Keely Wilson had been a track star for Coach McCandless at Courtland College. She has gone on to fame and fortune as one of America’s best marathon runners and desperately wants a gold medal in the Sydney Olympic games. When a driver runs a stop sign, smashes into her and leaves her with broken bones, her doctors do not hold out hope that she can run again on a world-class level. Keely refuses to believe their diagnosis; she is certain that if anyone can help her, it is her old coach and mentor Mac McCandless.
When Keely talks to Mac, he too does not hold out much hope, but she is insistent and he finally agrees to help her with her rehabilitation. When they first talk, Mac is sitting on a bench – not in his wheelchair, and when he leaves the bench and transfers over to it, Keely is shocked. She had no idea Mac had been paralyzed and her shock is such that she throws up.

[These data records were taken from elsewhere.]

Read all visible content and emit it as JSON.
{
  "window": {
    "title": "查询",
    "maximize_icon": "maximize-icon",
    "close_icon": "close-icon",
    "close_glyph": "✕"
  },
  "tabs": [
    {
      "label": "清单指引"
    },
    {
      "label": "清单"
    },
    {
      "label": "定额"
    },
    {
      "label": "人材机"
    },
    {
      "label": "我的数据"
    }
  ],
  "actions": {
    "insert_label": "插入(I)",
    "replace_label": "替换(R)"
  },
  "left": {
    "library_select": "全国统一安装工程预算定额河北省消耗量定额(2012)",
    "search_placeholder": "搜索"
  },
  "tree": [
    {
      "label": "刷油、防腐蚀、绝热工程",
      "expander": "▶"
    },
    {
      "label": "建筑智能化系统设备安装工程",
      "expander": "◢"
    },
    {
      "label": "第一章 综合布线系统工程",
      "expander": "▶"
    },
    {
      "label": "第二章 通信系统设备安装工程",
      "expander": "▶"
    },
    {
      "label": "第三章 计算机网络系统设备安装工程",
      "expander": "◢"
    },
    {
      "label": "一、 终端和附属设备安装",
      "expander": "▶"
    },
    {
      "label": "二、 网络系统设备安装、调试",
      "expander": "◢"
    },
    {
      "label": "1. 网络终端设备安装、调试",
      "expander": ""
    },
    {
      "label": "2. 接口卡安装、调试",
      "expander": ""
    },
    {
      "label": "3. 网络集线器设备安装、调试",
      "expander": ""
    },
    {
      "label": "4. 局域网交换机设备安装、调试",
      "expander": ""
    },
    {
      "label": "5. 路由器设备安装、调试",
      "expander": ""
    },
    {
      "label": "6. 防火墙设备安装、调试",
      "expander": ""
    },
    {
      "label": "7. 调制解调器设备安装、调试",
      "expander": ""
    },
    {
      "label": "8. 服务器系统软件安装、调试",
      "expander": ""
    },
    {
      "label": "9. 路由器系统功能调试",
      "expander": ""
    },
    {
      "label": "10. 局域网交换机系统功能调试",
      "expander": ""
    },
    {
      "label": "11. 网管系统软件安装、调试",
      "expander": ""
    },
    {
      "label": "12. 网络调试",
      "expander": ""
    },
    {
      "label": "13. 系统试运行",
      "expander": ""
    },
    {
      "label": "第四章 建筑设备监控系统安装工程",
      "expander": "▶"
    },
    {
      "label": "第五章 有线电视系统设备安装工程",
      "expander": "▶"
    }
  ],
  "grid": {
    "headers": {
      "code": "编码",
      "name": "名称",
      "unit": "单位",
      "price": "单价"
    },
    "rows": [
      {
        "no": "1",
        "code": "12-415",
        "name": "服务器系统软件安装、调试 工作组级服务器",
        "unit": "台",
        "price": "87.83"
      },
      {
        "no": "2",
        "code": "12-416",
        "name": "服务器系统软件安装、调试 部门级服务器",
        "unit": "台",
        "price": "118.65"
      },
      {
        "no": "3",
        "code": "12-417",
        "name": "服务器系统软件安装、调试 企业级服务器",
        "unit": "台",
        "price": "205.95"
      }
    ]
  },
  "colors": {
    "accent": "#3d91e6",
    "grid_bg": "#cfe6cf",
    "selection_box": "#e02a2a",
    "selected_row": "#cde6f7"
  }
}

I hated her right then, but Robinson explains Keely’s reaction. When they had been student and teacher, Keely had idolized Mac and been a bit in love with him; her shock at seeing him in a wheelchair is what causes her to react with nausea. Mac had been proud of Keely and a bit in love with her as well. He had followed her career and his regard and love for her is what makes him take on her rehabilitation in what will probably be a lost struggle. Slowly, their relationship begins to grow.
Mac has been in the wheelchair for some time when the book begins. He has gone through all the stages of grief, denial and anger and is now comfortable in his own skin. Sure, he wishes he did not have to be in a wheelchair and he can’t help but mourn his loss, but if you are expecting anger and self-pity in your hero – Mac is not that kind of man.
I was slow to warm up to Keely. She had a bundle of problems along with her inability to face the fact that her racing career was over. Her single-minded determination to race on a world level made her an intense heroine, but too stubborn at times. Keely had lots of personal issues to deal with, and while they served to illuminate her character, the author dwelled on her angst when I would rather have been reading about her relationship with Mac.
I can’t help but mention the scene that takes place after Keely has spent the night with Mac for the first time. In the passion of the moment, he forgets to perform a catherization before he goes to bed. When he wakes up, to his horror he has wet the bed and Keely. Her reaction to this embarrassing accident is when I began to love her. It’s a marvelous scene, as are all the love scenes in this book.
One of the best aspects of this book is the community of “crips,” as they refer to themselves. Mac’s best friend Alan, also in a wheelchair, is a fantastic supporting character. He has a sharp, dark sense of humor and is bawdy, funny, and friendly as can be. He and his able-bodied wife Vicki, along with some of the wheelchair athletes at Courtland, help Keely adjust to the realities of the crips. I’d love to see Alan again in a book of his own.
I recommend A Man Like Mac whole-heartedly. It is funny, touching and has wonderful, wonderful characters. I see a bright future for Fay Robinson – she’s on my list of writers to watch out for.